I would like to add Missing Tax Treaties to Australia’s tax system
Tax Treaties provide tax benefits to Individuals/firms/companies etc who earn from both the countries.
Tax Treaties with more countries would bring foreign investment into the country as it will clear them with respect to tax benefits.
Reaching to large number of countries is the goal so that it helps in building relation with the countries.
Tax treaties are a critical part of the global economy. There are more than 3,000 bilateral tax treaties in effect, most of which are based on models from the Organisation for Economic Co-operation and Development and the United Nations. They’re essentially agreements between two countries that allow individuals and corporations to avoid the double taxation of income.
Tax treaties can be used in countless situations, from calculating the home- and host-country income taxes of expatriate workers to determining whether a multinational corporation has created a taxable presence in a jurisdiction.
When a corporation benefiting from a tax treaty when financing a cross-border acquisition. This may seem like a narrow subject, but it’s an important one that affects many multinational organizations. Cross-border acquisitions continue to be an enormously popular way of achieving corporate growth. 2019 was the fourth-highest year on record for M&A volume, with $3.8 trillion in deal value announced globally, despite the economic uncertainties caused by Brexit and the U.S.-China trade war.

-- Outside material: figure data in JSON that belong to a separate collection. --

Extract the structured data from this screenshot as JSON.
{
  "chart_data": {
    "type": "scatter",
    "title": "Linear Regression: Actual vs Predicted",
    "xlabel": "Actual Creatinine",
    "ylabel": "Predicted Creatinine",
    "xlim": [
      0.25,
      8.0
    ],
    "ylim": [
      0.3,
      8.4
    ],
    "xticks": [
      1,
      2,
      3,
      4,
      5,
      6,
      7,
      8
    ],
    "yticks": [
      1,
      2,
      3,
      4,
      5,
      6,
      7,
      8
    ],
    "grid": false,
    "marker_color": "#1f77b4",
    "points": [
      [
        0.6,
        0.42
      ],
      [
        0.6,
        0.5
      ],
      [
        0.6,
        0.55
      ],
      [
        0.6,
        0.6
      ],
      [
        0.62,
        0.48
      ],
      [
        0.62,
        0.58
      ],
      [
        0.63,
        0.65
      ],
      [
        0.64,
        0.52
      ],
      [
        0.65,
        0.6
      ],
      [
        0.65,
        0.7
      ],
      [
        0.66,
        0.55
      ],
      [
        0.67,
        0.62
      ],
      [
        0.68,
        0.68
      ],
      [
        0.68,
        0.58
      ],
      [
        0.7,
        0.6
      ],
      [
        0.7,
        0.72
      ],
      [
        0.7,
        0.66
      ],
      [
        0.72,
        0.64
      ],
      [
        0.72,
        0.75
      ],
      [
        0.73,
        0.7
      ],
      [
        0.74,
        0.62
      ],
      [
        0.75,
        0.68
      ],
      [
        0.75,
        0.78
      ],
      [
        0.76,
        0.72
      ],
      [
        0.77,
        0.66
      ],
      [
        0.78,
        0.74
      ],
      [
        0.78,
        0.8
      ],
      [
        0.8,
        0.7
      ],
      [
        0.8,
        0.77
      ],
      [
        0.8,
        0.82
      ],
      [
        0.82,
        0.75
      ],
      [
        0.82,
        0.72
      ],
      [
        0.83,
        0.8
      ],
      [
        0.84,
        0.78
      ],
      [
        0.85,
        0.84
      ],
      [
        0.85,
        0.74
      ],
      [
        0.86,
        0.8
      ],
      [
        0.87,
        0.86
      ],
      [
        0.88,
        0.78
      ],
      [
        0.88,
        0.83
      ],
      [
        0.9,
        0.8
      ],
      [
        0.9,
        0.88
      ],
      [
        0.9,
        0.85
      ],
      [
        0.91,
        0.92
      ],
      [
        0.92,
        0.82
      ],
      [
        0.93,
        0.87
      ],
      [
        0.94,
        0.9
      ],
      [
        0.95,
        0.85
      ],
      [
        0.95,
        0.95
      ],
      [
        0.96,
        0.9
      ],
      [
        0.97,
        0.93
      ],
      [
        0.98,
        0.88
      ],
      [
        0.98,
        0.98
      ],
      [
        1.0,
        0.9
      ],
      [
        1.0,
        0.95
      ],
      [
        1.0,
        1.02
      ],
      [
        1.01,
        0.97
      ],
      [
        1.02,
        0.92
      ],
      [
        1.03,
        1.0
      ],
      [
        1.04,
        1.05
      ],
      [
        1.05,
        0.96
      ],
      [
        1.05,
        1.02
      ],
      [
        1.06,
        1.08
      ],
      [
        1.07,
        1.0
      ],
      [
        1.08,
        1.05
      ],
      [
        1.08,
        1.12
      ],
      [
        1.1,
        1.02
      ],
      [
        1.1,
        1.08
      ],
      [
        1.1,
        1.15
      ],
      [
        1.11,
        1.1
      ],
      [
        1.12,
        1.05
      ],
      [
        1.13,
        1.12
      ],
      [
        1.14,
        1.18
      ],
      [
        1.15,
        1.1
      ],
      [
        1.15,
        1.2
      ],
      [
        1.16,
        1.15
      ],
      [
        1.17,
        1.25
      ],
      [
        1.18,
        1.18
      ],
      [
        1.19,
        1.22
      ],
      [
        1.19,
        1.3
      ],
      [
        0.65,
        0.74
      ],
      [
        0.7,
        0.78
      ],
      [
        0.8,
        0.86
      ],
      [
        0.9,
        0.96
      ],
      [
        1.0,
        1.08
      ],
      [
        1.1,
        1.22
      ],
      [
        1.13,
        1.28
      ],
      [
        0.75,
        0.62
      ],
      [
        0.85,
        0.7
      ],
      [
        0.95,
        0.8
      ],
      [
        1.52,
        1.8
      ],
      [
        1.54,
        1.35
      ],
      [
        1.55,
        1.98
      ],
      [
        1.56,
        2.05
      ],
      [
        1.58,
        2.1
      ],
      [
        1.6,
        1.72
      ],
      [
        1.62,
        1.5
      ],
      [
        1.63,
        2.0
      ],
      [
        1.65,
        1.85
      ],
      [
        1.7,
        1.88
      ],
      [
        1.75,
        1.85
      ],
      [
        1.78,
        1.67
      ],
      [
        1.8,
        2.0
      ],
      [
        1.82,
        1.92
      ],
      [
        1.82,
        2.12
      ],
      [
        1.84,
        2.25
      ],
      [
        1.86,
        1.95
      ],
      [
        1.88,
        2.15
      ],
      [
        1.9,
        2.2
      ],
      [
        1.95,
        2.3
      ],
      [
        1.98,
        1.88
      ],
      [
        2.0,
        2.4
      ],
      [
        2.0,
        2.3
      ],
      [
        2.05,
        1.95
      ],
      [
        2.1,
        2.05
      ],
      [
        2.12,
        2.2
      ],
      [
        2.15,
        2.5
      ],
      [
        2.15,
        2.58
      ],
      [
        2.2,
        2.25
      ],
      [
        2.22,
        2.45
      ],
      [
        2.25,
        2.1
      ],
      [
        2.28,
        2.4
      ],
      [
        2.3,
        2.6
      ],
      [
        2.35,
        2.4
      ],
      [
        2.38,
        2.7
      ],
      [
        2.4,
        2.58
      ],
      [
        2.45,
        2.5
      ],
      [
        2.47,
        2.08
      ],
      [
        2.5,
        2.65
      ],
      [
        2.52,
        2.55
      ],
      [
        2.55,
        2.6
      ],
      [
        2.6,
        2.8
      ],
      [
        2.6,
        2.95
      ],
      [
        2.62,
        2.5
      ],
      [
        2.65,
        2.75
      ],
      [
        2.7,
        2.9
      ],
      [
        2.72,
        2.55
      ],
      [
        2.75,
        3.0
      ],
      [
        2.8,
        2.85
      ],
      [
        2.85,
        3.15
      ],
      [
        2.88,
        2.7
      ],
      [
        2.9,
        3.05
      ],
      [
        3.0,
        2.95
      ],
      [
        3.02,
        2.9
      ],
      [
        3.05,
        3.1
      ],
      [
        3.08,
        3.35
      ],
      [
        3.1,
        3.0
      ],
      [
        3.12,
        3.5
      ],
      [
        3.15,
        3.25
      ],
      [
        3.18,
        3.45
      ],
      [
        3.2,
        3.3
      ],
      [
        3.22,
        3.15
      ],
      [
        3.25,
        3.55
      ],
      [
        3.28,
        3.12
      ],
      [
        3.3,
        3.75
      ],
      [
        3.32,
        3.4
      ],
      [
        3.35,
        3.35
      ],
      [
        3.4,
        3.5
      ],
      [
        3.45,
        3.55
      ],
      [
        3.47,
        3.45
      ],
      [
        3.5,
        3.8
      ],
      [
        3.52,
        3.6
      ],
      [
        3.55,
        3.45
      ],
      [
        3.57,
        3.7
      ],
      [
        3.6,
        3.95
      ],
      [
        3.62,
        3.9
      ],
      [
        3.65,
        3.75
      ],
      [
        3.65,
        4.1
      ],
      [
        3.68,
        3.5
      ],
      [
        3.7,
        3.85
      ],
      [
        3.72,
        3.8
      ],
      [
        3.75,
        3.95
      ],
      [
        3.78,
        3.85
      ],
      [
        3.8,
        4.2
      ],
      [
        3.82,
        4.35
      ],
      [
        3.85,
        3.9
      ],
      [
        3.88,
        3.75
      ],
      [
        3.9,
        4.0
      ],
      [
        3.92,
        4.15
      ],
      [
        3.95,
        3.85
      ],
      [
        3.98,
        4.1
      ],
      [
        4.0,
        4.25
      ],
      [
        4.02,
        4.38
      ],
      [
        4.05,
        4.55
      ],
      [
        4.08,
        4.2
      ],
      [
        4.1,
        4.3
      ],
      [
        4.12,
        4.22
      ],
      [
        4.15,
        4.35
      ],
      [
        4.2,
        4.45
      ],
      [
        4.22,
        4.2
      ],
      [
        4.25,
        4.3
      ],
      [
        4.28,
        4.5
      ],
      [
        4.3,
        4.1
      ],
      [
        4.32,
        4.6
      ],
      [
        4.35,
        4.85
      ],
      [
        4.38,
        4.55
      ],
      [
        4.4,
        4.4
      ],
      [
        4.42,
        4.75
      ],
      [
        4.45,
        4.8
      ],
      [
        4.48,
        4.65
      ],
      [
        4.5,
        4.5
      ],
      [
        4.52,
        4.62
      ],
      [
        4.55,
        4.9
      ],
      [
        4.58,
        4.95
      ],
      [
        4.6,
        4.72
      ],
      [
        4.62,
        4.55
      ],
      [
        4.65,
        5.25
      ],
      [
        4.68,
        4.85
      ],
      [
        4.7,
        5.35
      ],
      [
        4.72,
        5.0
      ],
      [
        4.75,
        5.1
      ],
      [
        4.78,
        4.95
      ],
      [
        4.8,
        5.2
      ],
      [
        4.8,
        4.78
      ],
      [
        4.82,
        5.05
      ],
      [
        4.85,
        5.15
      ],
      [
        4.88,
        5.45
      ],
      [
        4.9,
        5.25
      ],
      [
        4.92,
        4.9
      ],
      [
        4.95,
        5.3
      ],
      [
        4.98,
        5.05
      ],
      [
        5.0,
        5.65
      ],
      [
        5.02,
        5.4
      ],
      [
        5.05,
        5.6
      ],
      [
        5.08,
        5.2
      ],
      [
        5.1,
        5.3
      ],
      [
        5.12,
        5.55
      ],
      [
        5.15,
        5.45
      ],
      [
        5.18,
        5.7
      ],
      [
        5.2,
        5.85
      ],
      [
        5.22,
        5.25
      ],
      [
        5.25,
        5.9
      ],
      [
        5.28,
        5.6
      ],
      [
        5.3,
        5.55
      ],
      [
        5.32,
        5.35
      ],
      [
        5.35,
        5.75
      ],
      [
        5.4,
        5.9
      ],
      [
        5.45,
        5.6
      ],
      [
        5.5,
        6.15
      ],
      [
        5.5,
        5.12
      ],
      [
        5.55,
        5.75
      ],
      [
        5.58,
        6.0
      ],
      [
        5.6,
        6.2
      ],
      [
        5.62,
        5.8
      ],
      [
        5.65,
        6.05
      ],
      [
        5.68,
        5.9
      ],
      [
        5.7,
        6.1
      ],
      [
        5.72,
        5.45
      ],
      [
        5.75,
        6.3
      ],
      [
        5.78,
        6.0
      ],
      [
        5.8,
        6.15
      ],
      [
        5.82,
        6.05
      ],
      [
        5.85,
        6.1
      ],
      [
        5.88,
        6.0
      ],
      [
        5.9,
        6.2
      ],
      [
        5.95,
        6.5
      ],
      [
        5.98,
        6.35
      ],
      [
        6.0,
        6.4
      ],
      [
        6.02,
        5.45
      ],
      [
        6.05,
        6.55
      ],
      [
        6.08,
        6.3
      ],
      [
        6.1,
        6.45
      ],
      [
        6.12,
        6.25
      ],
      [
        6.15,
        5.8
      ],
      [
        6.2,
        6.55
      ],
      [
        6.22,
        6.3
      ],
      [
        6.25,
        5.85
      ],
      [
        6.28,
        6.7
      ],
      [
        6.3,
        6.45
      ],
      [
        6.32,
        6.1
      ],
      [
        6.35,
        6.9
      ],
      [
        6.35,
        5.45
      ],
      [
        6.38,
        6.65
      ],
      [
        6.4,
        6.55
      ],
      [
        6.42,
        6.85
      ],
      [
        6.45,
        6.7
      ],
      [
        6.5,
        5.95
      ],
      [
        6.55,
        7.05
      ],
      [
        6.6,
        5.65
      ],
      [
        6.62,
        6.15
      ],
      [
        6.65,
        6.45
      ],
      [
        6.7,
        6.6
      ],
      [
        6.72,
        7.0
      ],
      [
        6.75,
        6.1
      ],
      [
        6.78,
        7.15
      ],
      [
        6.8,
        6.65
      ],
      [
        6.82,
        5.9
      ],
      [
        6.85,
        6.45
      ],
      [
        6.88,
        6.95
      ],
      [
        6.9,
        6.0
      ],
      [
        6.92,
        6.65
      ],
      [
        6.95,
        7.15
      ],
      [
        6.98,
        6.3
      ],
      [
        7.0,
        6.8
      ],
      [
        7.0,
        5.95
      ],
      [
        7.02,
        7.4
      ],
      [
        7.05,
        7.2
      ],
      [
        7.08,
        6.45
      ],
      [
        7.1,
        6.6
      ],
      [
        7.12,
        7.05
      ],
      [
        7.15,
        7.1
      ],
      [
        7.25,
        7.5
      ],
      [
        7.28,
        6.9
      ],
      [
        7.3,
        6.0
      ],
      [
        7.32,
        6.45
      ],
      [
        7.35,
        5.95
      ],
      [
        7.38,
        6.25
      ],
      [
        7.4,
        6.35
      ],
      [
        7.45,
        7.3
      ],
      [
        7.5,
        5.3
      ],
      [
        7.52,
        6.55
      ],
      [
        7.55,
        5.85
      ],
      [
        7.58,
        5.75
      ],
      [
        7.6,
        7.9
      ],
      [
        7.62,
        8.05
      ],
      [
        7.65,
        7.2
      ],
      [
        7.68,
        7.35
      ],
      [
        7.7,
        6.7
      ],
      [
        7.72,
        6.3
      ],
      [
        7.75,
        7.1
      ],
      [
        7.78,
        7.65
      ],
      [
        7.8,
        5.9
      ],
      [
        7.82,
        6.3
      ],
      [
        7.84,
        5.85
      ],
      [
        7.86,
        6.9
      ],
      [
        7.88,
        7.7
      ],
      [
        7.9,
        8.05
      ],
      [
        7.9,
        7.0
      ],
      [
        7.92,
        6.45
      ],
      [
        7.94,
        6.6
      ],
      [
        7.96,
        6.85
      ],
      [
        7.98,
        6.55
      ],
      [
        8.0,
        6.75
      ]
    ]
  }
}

Obviously, financing cross-border M&A deals in an efficient, compliant manner is in the best interest of the acquirer. The application of tax-treaty benefits in this area can result in significant cost savings and should always be considered. Indeed, tax treaties can be seen as one leg in a three-legged stool supporting informed corporate tax structuring, with the other stools being applicable domestic codes (such as IRS regulations) and tax-related domestic court rulings. Tax treaties are a unique element in this example, as the “tax-treaty leg” is the only one involving multiple countries. It should be emphasized, however, that tax treaties in general have provisions limiting benefits that are often overlooked.